Under the proposed regulations, Payment System Operators (PSOs) will not be permitted to issue e-money and will be required to settle all transactions through licensed commercial banks. Furthermore, applicants must be registered under the Companies Act, 1994, with an application fee set at Tk 50,000 and a licence fee of Tk 5 lakh.

The draft categorises PSOs into five distinct groups: Merchant Acquiring, Payment Switching, ATM/CRM Acquiring, Payment Initiation Service (PIS), and Card Scheme. Minimum capital requirements vary depending on the category. For example, Tk 1 crore is required for Merchant Acquiring, Tk 20 crore for ATM/CRM Acquiring, Tk 10 crore for Switching Services, and Tk 2 crore for Payment Initiation Service (PIS).

The new regulations align with the Payment and Settlement Systems Act, 2024 and aim to bring non-bank payment operators under a comprehensive regulatory framework. This will strengthen oversight, improve risk management, and increase consumer confidence in digital payments.

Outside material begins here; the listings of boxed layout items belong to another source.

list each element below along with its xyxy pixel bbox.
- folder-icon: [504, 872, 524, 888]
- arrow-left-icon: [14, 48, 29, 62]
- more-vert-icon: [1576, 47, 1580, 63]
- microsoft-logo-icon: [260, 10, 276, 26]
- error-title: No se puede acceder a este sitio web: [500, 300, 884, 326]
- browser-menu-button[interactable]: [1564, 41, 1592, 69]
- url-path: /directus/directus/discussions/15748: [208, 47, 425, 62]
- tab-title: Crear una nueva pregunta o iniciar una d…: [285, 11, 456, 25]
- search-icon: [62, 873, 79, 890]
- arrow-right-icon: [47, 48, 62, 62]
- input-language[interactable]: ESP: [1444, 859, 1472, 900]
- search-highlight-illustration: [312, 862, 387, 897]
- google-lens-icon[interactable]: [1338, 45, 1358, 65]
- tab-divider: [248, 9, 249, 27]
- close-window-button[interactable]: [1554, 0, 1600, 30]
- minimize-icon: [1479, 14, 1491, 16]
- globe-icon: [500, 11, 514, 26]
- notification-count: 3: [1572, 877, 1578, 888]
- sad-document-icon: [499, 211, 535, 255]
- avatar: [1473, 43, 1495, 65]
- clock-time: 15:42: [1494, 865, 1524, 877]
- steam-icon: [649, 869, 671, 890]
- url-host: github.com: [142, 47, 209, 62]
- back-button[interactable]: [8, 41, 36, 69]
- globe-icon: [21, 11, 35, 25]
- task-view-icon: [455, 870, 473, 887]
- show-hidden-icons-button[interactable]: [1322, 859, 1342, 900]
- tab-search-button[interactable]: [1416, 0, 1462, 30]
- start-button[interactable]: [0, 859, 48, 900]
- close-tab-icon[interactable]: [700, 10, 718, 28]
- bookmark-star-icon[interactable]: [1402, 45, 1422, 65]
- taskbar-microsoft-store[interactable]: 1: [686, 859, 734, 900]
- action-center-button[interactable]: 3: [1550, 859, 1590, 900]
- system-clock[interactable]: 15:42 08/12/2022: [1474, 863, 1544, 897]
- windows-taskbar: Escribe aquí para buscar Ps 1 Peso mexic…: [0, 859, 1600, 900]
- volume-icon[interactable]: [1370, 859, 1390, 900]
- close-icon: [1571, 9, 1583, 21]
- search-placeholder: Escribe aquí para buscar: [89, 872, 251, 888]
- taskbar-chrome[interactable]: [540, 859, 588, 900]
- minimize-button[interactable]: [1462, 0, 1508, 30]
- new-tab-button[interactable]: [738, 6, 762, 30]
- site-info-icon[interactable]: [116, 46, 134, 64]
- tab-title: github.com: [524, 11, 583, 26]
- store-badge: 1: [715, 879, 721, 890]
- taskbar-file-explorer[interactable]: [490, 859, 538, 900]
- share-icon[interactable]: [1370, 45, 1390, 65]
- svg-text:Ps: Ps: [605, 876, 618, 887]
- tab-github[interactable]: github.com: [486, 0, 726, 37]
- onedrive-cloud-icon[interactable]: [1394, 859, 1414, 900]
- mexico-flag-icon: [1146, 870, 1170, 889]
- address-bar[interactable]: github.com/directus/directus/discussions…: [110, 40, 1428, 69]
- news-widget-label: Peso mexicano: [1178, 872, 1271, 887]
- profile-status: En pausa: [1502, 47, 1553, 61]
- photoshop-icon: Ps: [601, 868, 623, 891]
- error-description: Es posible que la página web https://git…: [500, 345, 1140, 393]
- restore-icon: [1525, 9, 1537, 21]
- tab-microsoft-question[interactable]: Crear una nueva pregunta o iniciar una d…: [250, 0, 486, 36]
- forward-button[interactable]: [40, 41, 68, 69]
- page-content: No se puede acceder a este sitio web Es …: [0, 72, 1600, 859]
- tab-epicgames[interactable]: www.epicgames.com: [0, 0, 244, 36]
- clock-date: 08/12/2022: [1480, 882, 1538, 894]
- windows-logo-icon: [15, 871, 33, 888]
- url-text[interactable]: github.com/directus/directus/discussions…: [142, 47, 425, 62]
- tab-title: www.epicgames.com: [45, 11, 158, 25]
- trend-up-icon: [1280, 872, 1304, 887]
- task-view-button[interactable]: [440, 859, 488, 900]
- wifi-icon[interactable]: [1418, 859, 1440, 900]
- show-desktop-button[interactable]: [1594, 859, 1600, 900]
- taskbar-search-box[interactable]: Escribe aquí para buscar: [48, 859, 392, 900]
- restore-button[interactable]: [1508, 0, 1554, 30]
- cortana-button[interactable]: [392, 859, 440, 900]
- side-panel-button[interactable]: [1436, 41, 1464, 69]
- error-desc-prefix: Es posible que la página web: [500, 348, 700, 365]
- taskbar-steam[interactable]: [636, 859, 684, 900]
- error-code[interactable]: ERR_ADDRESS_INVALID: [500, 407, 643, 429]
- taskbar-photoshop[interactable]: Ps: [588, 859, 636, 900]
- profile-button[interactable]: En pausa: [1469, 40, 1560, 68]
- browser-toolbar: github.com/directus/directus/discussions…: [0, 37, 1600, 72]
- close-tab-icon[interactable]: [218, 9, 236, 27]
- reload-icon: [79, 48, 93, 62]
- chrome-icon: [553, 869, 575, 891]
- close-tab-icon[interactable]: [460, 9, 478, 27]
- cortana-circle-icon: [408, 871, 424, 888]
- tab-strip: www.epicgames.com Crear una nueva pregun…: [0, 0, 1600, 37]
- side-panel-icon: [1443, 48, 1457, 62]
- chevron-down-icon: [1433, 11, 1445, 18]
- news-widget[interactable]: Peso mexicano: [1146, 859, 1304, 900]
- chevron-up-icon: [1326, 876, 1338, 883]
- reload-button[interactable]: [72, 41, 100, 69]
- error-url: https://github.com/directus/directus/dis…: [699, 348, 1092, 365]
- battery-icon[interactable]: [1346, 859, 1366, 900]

A key feature of the draft regulations is the introduction of Payment Initiation Service (PIS)—a third-party mobile application that allows users to link multiple bank accounts and digital wallets. This service enables users to make payments with a single click, directly from their bank accounts, without the need for the third-party app to hold or store customer funds. PIS apps will operate with the explicit consent of the customer, ensuring secure and transparent transactions directly through the user’s own bank.

According to Bangladesh Bank officials, the introduction of PIS marks a significant move toward open banking and account-to-account (A2A) payments in Bangladesh, similar to systems already popular in advanced digital economies.

“This innovation will make online shopping, bill payments, and business transactions much simpler and faster,” said a senior official involved in drafting the regulations. “Even banks without their own apps will be able to enable digital transactions through PIS platforms.”

In addition to the core regulations, PSOs will be required to maintain an ongoing capital reserve linked to their average monthly transaction value over the past year. They will also need to implement a comprehensive risk management framework to address liquidity, operational, fraud, and money laundering risks.

Moreover, PSOs will be required to preserve transaction data for a minimum of 12 years, and any major data breach or operational failure must be reported to Bangladesh Bank within 24 to 72 hours.

These new draft regulations signal a significant step towards shaping a more secure and efficient digital payments landscape in Bangladesh, paving the way for greater fintech innovation while ensuring robust consumer protection.